А Товкач на колхозном дворе, куда его подбросил Артем, пересел на дрожки. Откормленная, широкогрудая, в красивой сбруе, Стрелка летела, словно на крыльях, даже колеса не успевали вязнуть в песке. Товкач хотел лично побывать на досеве поздней гречихи. Радовался мысли, что пришла ему на болоте: «Пусть Бурчак сушит свою половину, а наша высохнет сама собой. Болото не перегородишь… Замысловичи выпьют воду, а нам будет готовая земелька…»
— Эх, Товкач! — бодро выкрикнул он на опушке, дернул вожжи, и дрожки, казалось, оторвались от земли. — Жми, Стрелка! Пусть Замысловичи выпивают воду из болота, а мы напьемся чистой из родничка! Товкач знает, как это сделать…

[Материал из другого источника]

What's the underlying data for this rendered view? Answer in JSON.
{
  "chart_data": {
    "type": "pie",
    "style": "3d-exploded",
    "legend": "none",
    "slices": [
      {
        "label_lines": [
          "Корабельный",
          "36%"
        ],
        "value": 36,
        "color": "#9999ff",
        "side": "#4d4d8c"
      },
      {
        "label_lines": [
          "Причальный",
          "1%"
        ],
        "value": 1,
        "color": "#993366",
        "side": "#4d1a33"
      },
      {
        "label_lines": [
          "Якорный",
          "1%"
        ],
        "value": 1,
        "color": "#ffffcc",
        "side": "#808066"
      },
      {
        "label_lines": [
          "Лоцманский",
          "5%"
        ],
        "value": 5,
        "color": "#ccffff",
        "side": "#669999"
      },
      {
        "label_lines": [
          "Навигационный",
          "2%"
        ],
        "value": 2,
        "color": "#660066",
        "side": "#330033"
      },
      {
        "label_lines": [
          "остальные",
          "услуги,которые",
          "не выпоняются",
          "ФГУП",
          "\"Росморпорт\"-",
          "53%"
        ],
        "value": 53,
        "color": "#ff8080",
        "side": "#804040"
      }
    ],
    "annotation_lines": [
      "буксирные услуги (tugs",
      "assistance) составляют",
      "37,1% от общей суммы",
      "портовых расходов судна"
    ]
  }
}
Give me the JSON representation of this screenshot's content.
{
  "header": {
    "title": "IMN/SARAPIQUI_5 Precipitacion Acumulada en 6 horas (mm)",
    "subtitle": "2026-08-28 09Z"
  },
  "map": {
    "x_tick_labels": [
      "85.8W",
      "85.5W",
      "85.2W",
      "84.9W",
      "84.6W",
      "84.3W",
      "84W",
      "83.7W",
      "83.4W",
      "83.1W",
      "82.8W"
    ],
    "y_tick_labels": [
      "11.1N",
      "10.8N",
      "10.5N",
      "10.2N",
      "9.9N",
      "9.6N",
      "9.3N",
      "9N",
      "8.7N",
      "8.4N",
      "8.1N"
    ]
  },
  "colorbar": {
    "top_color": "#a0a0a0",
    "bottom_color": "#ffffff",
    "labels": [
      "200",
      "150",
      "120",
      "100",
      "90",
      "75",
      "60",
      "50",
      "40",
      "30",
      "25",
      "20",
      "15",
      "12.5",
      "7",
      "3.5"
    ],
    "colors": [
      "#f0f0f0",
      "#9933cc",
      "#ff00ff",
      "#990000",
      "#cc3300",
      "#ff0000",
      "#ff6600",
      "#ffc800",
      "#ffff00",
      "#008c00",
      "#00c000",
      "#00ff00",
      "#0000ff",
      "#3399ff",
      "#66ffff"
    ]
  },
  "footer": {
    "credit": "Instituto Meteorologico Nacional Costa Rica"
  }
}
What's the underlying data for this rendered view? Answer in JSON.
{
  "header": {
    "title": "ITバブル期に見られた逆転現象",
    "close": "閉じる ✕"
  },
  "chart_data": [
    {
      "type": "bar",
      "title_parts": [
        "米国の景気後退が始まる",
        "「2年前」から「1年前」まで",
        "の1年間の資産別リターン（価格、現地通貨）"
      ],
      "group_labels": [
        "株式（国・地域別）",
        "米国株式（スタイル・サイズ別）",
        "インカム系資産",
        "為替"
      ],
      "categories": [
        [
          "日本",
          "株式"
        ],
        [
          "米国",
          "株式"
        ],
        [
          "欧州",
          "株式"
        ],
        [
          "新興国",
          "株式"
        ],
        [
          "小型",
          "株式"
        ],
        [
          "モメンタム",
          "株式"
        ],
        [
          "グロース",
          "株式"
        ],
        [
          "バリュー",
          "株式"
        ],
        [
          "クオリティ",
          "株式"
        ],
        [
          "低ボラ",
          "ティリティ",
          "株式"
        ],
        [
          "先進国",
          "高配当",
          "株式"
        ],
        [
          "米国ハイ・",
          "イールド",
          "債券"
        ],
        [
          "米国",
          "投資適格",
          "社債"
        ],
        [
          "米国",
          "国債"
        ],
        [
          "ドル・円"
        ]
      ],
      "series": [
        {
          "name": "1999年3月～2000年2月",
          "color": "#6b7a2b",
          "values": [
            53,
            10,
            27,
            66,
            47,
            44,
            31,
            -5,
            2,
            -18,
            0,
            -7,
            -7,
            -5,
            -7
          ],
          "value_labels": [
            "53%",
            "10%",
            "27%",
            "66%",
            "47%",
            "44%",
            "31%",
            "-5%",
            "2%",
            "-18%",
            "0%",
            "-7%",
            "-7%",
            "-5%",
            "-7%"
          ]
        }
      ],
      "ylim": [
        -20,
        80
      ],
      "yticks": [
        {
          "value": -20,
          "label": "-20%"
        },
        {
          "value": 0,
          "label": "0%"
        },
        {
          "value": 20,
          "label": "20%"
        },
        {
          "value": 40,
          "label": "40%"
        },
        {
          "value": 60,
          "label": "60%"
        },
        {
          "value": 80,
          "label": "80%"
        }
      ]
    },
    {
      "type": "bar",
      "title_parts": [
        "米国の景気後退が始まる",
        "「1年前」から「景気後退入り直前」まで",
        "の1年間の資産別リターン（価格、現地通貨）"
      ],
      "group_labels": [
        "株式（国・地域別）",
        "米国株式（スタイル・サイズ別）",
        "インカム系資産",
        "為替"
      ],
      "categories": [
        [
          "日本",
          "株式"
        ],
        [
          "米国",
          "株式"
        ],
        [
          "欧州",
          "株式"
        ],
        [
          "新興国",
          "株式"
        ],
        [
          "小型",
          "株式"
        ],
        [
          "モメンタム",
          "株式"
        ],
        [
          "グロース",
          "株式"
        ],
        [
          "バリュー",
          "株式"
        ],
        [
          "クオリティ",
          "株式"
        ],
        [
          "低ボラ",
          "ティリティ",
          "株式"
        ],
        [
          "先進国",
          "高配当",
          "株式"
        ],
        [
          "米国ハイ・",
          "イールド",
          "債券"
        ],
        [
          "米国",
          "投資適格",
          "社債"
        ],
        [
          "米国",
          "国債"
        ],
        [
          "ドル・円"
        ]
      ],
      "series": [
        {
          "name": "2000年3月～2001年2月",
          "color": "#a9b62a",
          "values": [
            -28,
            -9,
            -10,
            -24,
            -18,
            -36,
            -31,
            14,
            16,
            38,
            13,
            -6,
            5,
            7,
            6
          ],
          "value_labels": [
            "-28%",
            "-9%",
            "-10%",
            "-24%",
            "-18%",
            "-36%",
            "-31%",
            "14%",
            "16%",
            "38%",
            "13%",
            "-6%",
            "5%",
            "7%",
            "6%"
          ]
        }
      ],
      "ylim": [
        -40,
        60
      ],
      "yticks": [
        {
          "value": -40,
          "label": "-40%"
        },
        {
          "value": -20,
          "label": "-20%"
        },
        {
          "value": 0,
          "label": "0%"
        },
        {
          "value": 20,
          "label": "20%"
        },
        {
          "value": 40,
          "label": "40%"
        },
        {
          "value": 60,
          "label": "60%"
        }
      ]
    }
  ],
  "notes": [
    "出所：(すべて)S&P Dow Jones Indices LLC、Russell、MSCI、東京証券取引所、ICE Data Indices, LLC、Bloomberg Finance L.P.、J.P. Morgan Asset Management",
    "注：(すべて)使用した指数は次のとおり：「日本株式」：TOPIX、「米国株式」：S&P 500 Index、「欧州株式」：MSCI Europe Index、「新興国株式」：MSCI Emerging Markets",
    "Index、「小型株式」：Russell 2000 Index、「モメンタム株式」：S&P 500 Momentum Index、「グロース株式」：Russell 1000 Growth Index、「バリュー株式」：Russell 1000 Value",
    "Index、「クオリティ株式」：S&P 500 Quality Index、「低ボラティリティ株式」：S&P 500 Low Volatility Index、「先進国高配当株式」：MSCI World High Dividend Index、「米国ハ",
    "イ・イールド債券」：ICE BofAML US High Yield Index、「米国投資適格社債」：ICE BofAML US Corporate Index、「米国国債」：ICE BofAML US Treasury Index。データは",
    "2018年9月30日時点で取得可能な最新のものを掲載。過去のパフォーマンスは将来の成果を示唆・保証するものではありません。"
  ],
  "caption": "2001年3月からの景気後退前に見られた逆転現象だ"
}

Не успел Степан Яковлевич очутиться за своим ореховым столом, как вошел Шайба, мрачный, озабоченный. Сложенный вдвое портфель, с которым Шайба никогда не расставался, он держал не под мышкой, как обычно, а перед собой, словно сегодня портфель стал тяжелее. Остановился возле стола в раздумье, будто прирос ногами к цветастому ковру. Маленькие водянистые глазки горели злобой, потрескавшиеся губы дрожали. Таким Стойвода еще не видел его. Какое же горе свалилось на Шайбу? У него был вид человека, который долго поучал других, как надо жить на свете, и вдруг сам запутался. Он был совсем не похож на самоуверенного Максима Миновича Шайбу, знакомого Стойводе долгие годы.